Author : Nina Eliasoph
Publisher : Cambridge University Press
Page : 350 pages
File Size : 42,6 Mb
Release : 1998-08-13
Category : History
ISBN : 052158759X

Get Book

Avoiding Politics by Nina Eliasoph Pdf

Nina Eliasoph's vivid portrait of American civic life reveals an intriguing culture of political avoidance. Despite the importance for democracy of open-ended political conversation among ordinary citizens, many Americans try hard to avoid appearing to care about politics. To discover how, where and why Americans create this culture of avoidance, the author accompanied suburban volunteers, activists, and recreation club members for over two years, listening to them talk - and avoid talking - about the wider world, together and in encounters with government, media, and corporate authorities. She shows how citizens create and express ideas in everyday life, contrasting their privately expressed convictions with their lack of public political engagement. Her book challenges received ideas about culture, power and democracy, while exposing the hard work of producing apathy.
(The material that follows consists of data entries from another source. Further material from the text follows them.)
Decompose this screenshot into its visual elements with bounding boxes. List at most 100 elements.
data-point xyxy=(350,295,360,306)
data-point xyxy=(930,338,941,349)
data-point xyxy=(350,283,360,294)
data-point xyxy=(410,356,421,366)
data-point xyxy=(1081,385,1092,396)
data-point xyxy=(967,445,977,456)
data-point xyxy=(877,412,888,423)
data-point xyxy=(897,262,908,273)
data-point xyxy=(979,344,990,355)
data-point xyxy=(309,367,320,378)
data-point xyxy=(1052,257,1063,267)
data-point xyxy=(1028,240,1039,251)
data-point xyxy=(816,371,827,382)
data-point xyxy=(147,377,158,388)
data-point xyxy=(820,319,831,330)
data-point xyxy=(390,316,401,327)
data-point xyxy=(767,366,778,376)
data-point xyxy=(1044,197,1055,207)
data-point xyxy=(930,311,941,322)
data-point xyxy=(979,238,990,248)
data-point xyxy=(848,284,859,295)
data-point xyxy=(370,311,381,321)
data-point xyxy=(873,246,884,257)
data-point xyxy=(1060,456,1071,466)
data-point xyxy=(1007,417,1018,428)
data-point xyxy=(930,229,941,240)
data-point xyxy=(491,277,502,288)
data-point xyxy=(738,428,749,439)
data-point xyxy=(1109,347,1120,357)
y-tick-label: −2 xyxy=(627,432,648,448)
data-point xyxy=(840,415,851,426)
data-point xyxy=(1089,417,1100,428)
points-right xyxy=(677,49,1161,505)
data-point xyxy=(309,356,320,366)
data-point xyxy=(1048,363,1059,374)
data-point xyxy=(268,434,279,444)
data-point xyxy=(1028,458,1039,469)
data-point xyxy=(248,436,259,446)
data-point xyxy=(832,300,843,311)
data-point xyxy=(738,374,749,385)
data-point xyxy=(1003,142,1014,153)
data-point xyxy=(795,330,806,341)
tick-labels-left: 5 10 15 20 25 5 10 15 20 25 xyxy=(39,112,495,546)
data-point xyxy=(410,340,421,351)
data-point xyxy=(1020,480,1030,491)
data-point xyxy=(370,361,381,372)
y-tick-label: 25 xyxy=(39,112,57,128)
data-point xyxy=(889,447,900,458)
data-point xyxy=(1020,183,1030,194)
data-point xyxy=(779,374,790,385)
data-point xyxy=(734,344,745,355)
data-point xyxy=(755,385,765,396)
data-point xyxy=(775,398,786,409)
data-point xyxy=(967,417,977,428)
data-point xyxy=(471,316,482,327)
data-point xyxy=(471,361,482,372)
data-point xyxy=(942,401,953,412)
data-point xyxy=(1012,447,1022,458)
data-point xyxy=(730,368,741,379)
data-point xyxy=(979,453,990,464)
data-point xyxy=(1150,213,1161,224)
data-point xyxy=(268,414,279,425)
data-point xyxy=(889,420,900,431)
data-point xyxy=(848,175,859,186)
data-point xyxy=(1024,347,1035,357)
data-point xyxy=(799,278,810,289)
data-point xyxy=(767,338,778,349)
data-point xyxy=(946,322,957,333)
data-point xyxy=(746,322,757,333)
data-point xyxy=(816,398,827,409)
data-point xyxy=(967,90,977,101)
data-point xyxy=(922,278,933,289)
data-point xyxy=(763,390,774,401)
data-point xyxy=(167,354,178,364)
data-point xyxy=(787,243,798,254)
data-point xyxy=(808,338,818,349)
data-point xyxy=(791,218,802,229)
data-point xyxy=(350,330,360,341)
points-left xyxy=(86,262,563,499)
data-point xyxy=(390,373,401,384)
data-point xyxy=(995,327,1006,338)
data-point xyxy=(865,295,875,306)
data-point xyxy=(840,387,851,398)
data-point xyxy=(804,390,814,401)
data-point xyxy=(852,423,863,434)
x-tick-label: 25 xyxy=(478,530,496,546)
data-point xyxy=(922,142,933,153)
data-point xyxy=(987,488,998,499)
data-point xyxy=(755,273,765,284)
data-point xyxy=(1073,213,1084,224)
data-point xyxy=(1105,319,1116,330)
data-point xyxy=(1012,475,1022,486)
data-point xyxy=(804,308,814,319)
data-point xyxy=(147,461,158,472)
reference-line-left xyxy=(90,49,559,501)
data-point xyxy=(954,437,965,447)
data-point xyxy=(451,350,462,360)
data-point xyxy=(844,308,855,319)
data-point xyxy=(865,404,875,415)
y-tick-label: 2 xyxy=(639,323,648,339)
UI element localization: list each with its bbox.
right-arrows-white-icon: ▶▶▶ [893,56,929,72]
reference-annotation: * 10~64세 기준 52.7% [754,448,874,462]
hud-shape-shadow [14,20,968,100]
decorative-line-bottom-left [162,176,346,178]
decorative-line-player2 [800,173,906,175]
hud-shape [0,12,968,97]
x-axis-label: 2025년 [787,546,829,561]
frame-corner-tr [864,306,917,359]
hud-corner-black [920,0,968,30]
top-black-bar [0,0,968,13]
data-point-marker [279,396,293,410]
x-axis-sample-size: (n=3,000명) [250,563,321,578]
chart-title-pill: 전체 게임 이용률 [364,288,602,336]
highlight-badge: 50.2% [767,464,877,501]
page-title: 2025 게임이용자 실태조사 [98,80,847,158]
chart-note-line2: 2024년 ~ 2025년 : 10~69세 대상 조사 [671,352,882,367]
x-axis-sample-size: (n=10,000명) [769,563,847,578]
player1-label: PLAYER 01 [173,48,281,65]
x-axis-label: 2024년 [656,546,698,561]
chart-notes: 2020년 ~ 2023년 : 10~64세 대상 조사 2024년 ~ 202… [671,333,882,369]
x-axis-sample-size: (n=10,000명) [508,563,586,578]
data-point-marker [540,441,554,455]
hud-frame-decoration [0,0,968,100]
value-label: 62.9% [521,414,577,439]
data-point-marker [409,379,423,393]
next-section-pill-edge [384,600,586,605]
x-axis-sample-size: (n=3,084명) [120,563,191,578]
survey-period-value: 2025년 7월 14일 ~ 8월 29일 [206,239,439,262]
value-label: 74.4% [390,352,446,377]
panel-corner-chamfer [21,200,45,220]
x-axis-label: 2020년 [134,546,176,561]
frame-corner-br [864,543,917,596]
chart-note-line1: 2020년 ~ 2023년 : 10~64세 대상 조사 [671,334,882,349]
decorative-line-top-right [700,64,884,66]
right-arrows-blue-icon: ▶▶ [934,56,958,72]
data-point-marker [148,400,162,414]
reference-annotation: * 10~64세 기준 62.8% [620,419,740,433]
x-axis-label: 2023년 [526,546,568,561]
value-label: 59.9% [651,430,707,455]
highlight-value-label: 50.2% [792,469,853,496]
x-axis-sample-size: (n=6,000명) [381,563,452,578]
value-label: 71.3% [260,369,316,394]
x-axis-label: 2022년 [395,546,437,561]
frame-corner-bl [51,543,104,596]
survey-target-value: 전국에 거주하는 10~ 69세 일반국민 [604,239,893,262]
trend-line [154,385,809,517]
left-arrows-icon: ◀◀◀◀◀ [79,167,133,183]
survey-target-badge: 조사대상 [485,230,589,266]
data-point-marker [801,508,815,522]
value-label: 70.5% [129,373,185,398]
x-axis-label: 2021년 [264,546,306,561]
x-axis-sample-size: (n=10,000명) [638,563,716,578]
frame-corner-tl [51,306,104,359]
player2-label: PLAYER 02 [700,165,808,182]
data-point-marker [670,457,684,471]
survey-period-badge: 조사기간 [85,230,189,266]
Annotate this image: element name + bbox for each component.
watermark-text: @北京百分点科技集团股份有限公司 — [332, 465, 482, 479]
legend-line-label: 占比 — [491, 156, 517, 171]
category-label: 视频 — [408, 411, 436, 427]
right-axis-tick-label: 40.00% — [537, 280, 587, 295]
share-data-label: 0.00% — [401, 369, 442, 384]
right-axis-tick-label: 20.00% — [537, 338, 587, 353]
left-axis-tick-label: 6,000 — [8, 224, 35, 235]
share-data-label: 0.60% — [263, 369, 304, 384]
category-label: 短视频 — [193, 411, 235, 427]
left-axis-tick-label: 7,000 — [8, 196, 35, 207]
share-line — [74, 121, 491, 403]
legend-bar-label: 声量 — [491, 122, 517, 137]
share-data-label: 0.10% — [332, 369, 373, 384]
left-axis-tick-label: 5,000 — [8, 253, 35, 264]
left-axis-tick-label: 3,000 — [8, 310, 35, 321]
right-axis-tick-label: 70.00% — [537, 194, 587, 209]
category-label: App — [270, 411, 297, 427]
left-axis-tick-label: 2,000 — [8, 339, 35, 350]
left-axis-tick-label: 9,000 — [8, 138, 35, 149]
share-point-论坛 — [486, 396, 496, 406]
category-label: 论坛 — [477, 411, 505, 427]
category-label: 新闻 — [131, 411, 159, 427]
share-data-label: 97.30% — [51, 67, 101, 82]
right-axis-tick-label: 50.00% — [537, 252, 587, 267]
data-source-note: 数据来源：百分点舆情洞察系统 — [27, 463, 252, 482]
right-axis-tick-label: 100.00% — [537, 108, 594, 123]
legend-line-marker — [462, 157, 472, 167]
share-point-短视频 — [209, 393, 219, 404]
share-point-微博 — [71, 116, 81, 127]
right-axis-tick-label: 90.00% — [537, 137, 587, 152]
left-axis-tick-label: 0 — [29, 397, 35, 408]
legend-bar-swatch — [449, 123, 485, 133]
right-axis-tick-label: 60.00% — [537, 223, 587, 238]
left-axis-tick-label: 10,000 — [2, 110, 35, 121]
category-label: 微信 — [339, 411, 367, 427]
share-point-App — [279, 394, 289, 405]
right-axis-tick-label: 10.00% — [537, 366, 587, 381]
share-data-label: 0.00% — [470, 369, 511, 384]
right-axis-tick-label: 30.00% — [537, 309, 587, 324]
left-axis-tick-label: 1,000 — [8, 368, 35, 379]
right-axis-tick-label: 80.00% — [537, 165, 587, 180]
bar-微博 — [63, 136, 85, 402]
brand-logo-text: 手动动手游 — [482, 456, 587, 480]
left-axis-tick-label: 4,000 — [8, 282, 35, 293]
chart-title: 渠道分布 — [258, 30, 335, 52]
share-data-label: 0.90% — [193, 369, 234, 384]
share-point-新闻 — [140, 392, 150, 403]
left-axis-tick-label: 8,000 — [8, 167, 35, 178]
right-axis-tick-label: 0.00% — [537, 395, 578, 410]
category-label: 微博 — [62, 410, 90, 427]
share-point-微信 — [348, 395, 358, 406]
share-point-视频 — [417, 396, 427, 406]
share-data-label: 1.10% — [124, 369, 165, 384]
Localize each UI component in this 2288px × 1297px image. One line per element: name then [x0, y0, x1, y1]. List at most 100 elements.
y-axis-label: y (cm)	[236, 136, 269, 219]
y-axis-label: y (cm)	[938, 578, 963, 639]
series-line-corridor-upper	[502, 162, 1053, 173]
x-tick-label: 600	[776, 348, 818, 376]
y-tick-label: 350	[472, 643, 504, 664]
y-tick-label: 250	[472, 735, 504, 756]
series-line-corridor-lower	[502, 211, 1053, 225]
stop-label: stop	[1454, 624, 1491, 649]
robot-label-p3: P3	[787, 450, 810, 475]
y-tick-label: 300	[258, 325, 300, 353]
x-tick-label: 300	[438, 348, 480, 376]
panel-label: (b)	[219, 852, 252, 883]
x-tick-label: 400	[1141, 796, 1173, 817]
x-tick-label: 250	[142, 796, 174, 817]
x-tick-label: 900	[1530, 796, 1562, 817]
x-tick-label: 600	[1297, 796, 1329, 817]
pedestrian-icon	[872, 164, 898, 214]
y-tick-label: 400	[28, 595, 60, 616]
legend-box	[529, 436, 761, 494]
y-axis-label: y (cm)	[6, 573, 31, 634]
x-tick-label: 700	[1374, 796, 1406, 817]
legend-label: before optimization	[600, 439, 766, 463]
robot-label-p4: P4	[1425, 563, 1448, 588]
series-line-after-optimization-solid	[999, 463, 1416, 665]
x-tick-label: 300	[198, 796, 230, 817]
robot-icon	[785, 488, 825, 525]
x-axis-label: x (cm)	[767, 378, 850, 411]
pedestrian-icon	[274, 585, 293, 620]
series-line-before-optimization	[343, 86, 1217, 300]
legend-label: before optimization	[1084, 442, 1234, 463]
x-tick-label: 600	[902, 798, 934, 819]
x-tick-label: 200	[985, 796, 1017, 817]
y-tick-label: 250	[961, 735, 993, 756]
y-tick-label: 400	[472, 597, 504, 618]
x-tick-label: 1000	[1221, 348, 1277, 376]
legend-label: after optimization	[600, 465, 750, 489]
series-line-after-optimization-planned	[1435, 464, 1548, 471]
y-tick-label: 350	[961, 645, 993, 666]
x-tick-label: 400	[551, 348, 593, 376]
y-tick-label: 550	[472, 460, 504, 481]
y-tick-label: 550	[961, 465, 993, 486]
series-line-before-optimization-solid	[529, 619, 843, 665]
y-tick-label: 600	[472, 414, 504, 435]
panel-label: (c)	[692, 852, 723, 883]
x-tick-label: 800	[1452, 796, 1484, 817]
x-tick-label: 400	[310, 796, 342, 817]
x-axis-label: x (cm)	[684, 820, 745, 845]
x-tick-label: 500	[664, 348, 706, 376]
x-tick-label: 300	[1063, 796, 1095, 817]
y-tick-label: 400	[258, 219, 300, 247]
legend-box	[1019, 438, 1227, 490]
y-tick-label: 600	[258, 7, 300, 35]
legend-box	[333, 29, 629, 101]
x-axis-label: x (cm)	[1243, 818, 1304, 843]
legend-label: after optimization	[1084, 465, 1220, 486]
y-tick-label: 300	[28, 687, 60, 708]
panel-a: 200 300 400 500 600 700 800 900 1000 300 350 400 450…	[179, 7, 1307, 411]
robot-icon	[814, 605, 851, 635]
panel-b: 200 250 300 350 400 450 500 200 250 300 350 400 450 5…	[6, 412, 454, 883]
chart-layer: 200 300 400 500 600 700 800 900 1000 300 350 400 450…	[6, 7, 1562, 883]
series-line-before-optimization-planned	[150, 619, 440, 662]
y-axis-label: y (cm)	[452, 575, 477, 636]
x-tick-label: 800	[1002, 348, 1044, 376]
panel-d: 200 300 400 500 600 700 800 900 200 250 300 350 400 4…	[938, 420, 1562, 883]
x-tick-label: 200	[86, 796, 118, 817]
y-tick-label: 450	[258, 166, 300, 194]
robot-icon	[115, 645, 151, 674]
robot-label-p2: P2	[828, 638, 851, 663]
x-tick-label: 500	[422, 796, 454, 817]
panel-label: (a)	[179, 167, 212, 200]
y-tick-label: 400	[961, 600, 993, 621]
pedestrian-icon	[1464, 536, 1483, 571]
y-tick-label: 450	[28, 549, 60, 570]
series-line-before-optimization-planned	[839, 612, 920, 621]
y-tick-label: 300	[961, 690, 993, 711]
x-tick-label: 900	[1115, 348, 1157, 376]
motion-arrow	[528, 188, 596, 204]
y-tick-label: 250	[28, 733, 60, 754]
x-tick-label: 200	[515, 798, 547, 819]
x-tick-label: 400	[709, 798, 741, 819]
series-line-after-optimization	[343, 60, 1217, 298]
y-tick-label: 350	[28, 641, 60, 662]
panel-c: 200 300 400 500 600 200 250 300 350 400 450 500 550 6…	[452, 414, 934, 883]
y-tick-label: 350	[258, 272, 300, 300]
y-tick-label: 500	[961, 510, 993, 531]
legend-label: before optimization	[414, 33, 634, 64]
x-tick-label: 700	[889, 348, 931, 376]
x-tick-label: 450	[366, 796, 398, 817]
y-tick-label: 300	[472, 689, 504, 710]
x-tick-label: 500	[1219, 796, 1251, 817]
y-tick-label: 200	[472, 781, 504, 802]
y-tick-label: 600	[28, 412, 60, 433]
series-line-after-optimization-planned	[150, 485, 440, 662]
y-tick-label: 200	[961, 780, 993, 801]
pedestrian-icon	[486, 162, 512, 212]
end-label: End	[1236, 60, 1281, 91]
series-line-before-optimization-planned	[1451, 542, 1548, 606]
The Social Psychology of Everyday Politics

Author : Caroline Howarth,Eleni Andreouli
Publisher : Taylor & Francis
Page : 294 pages
File Size : 42,6 Mb
Release : 2016-11-03
Category : Psychology
ISBN : 9781317601395

Get Book

The Social Psychology of Everyday Politics by Caroline Howarth,Eleni Andreouli Pdf

The Social Psychology of Everyday Politics examines the ways in which politics permeates everyday life, from the ordinary interactions we have with others to the sense of belonging and identity developed within social groups and communities. Discrimination, prejudice, inclusion and social change, politics is an on-going process that is not solely the domain of the elected and the powerful. Using a social and political psychological lens to examine how politics is enacted in contemporary societies, the book takes an explicitly critical approach that places political activity within collective processes rather than individual behaviors. While the studies covered in the book do not ignore the importance of the individual, they underscore the need to examine the role of culture, history, ideology and social context as integral to psychological processes. Individuals act, but they do not act in isolation from the groups and societies in which they belong. Drawing on extensive international research, with contributions from leaders in the field as well as emerging scholars, the book is divided into three interrelated parts which cover: The politics of intercultural relations Political agency and social change Political discourse and practice Offering insights into how psychology can be applied to some of the most pressing social issues we face, this will be fascinating reading for students of psychology, political science, sociology and cultural studies, as well as anyone working in the area of public policy.